Like how many years did you love him that much?
ok, I'll try to express how does it feel.
well i was five years old when i first saw his video "do you remember the time?!"
and my first thought was: " he is the most beautiful human i have ever seen."
and since that day I began dreaming about him.
I imagined him as my lover and future husband.
of course that was all childish, i was only five...
years passed, and I kinda forget about him,
there were new boys around, i liked someone, than other one,
and Michael was not that actual for me.
it came back as real love when i was 13 years old.
the same thing happened, i just was watching TV, and i saw his video _ Scream.
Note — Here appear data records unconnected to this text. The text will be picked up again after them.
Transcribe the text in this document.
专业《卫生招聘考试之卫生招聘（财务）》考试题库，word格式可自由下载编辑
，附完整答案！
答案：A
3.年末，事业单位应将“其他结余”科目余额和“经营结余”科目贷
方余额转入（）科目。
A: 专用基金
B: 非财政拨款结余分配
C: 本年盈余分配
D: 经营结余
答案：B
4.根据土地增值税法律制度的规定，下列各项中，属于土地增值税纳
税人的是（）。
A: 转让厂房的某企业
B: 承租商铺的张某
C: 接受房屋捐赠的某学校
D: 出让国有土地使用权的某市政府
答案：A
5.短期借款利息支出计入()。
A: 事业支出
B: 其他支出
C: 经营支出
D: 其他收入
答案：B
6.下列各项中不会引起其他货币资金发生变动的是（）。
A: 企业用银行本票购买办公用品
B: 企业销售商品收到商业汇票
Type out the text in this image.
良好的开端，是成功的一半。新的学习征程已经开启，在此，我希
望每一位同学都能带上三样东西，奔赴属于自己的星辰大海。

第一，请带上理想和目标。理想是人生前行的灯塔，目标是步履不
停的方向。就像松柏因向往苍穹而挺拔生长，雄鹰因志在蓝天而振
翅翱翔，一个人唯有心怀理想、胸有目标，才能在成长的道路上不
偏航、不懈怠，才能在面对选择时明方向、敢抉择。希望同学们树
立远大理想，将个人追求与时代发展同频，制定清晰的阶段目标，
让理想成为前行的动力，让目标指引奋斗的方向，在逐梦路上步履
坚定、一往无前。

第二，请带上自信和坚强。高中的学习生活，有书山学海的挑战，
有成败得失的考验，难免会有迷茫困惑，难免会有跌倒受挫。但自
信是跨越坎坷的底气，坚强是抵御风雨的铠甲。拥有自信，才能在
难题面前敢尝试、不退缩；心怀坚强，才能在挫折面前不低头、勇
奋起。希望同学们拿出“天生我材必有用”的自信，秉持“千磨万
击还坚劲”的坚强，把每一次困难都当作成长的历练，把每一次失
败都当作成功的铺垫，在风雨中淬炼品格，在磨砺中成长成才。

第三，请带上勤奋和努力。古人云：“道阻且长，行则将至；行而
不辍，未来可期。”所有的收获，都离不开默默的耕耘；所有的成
and i was like OMG this is Michael Jackson, he is so beautiful,
i have never seen someone like him,
he is something not like anything in this world.
and i felt he was Ideal man for me.
his love somehow came in me, and i felt him.
I knew him, can't explain how i knew what a person he was,
later when i was reading some stories about him, i was like:
"OMG he's just like the person I imagined !"
I began listening his songs not because i liked his songs, but because i wanted to hear his voice.
his voice was for me important, not his songs and talent.
I listened his songs because i loved him as a person, as a man.
and i went totally crazy,
for five years i just jump in to the big see of love and totally gave myself to it.
there was nothing and no one except this love,
i imagine i was Juliet and i was ready to die for him.:wub:
I swear if this tragedy had happened then, i would have gone with Michael.
i know I would just have killed myself without a doubt, i know this for sure.
than through years when i was about 19 this love calm down,
became quieter,
and i began observing other people around me.
of course i loved Michael , but now this was not only him, now there were other people too.
I understand there were other people, in the world besides Michael,
like my parents, who needed me and who I needed.
but when this tragedy happened i was devastated.
I couldn't kill myself, because i realized my parents pain, but i wanted to die.
i with all my heat wished to die,
if someone would have come then and killed me i would have been very thankful.
life became pain for me, i hated life. and i was no longer afraid of death,
because death was what i wanted most.
and even now if Michael will come and tell me, i'm in heaven or i'm in hell and come with me, i will go with him.
( to be honest i don't very much believe in heaven and hell, i just want to show how much i want to be with him, and that i would do everything to be with him.
and i want you to know the reason i love Michael.
this is not because of Michael, this is because of me.
I'm kinda different, not like others.
so no one can understand me, and i feel very lonely.
and Michael in many things was just like me,
so i know he could understand me totally, if i were with him, i wouldn't feel lonely.
just to say we were the same kind persons.
without him I feel i'm all alone on this damn planet, because he's the one who can understand me, that's why i'm ready to go anywhere with him.